Drogen- und Alkoholkonsum haben zugenommen

Andreas Brammer vom Juz Salzhausen berichtet sogar von vereinzeltem Auftreten verschwörungstheoretischer, esoterischer oder rechtsextremer Ansichten. „Der Großteil verhält sich aber solidarisch und hinterfragt die zurzeit stattfindenden Spaziergänge sehr kritisch“, sagt der Betreuer. Das bestätigt auch die Elbmarscherin Hertel: „Unsere Kinder und Jugendlichen sind da sehr vernünftig, viele haben auch schon ihre Impfung bekommen.“

Ein Problem sei allerdings, so Hertel, dass der Drogen- und Alkoholkonsum zugenommen habe. „Da ist eine Frustration entstanden. Niemanden zum Sprechen zu haben, weil im Juz immer die Leute waren, die einen verstehen.“ Deshalb sei es oberste Priorität, die Einrichtung offen zu halten, die jedoch nur absolut „clean“ betreten werden darf – ein Ansporn für die Jugendlichen, die Finger von Alkohol und anderen Substanzen zu lassen.

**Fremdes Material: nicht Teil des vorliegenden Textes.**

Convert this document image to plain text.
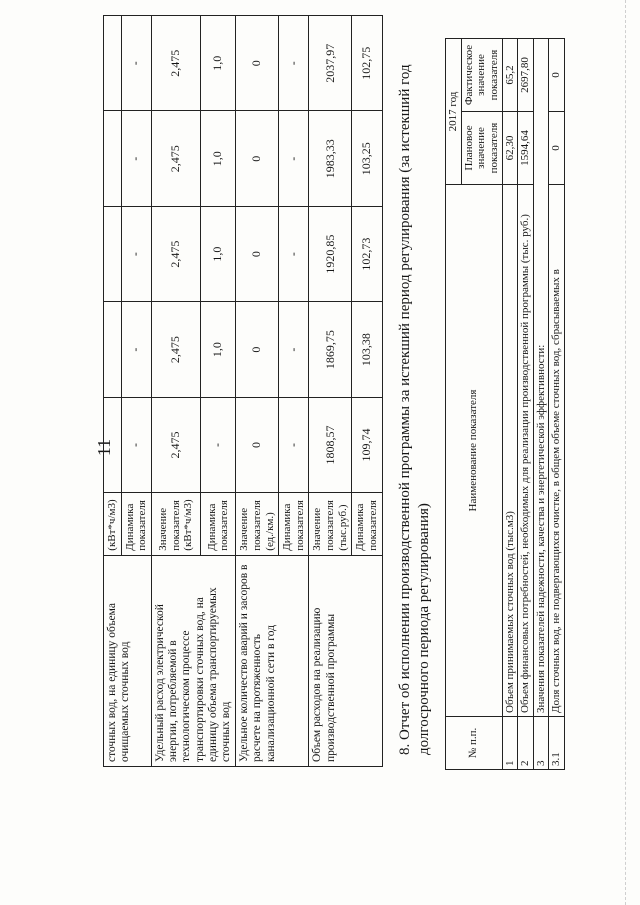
11
сточных вод, на единицу объема очищаемых сточных вод	(кВт*ч/м3)					
	Динамика показателя	-	-	-	-	-
Удельный расход электрической энергии, потребляемой в технологическом процессе транспортировки сточных вод, на единицу объема транспортируемых сточных вод	Значение показателя (кВт*ч/м3)	2,475	2,475	2,475	2,475	2,475
	Динамика показателя	-	1,0	1,0	1,0	1,0
Удельное количество аварий и засоров в расчете на протяженность канализационной сети в год	Значение показателя (ед./км.)	0	0	0	0	0
	Динамика показателя	-	-	-	-	-
Объем расходов на реализацию производственной программы	Значение показателя (тыс.руб.)	1808,57	1869,75	1920,85	1983,33	2037,97
	Динамика показателя	109,74	103,38	102,73	103,25	102,75
8. Отчет об исполнении производственной программы за истекший период регулирования (за истекший год долгосрочного периода регулирования)	№ п.п.	Наименование показателя	2017 год	
		Плановое значение показателя	Фактическое значение показателя
1	Объем принимаемых сточных вод (тыс.м3)	62,30	65,2
2	Объем финансовых потребностей, необходимых для реализации производственной программы (тыс. руб.)	1594,64	2697,80
3	Значения показателей надежности, качества и энергетической эффективности:		
3.1	Доля сточных вод, не подвергающихся очистке, в общем объеме сточных вод, сбрасываемых в	0	0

Keine Alternativen in Freizeitgestaltung

Auch in Jesteburg habe dieser Konsum zugenommen, informiert Anne Dietrich vom Verein Jugend aktiv. „Wir versuchen im Beziehungskontakt auf die Kinder- und Jugendlichen in Gesprächen positiv einzuwirken. Leider konnten wir pandemiebedingt weniger Angebote und Projekte anbieten und durchführen, obwohl dies gerade in dieser Zeit noch mehr als sonst nötig gewesen wäre.“ Es hätte trotz der Vermeidung von sozialen Kontakten Alternativen zur Freizeitgestaltung geben müssen, formuliert Dietrich eine Kritik in Richtung Politik.

Auch die Sozialarbeiter in Salzhausen möchten einer negativen Entwicklung bei Kindern und Jugendlichen entgegenwirken. „Unsere Lösungen sind Gespräche und die Zuhilfenahme von anderen Expertinnen und Experten. Dazu kommt, dass wir Beziehungen immer aufrechterhalten und versuchen niemanden abzustempeln, der Diskurs muss immer möglich sein“, erklärt Andreas Brammer.

Jugendliche von Maßnahmen genervt

Doch was nervt die Betroffenen aktuell am meisten? „Es nervt, ständig Maske tragen, Abstand halten und Hände desinfizieren zu müssen und dass man sich nicht mehr mit seinen Freunden treffen konnte“, meint die 15-jährige Jette aus Jesteburg. Dort kommt auch der 16-jährige Jason her, der sagt: „Es nervt, dass ich nicht mehr überall reinkomme, zum Beispiel ins Kino oder Schwimmbad, und das mit dem Testen, weil man nichts mehr spontan machen kann.“ Ein Jugendlicher aus der Elbmarsch fasst seinen Eindruck wie folgt zusammen: „Als das losging war ich 15, jetzt werde ich bald 18. Was soll ich später mal erzählen? Ich habe nichts erlebt!“

Wenn Erwachsene sich um die Kinder sorgen, dann geht es zumeist um die Zukunft. Die Kinder indes haben Angst, dass sie später keine Vergangenheit haben werden.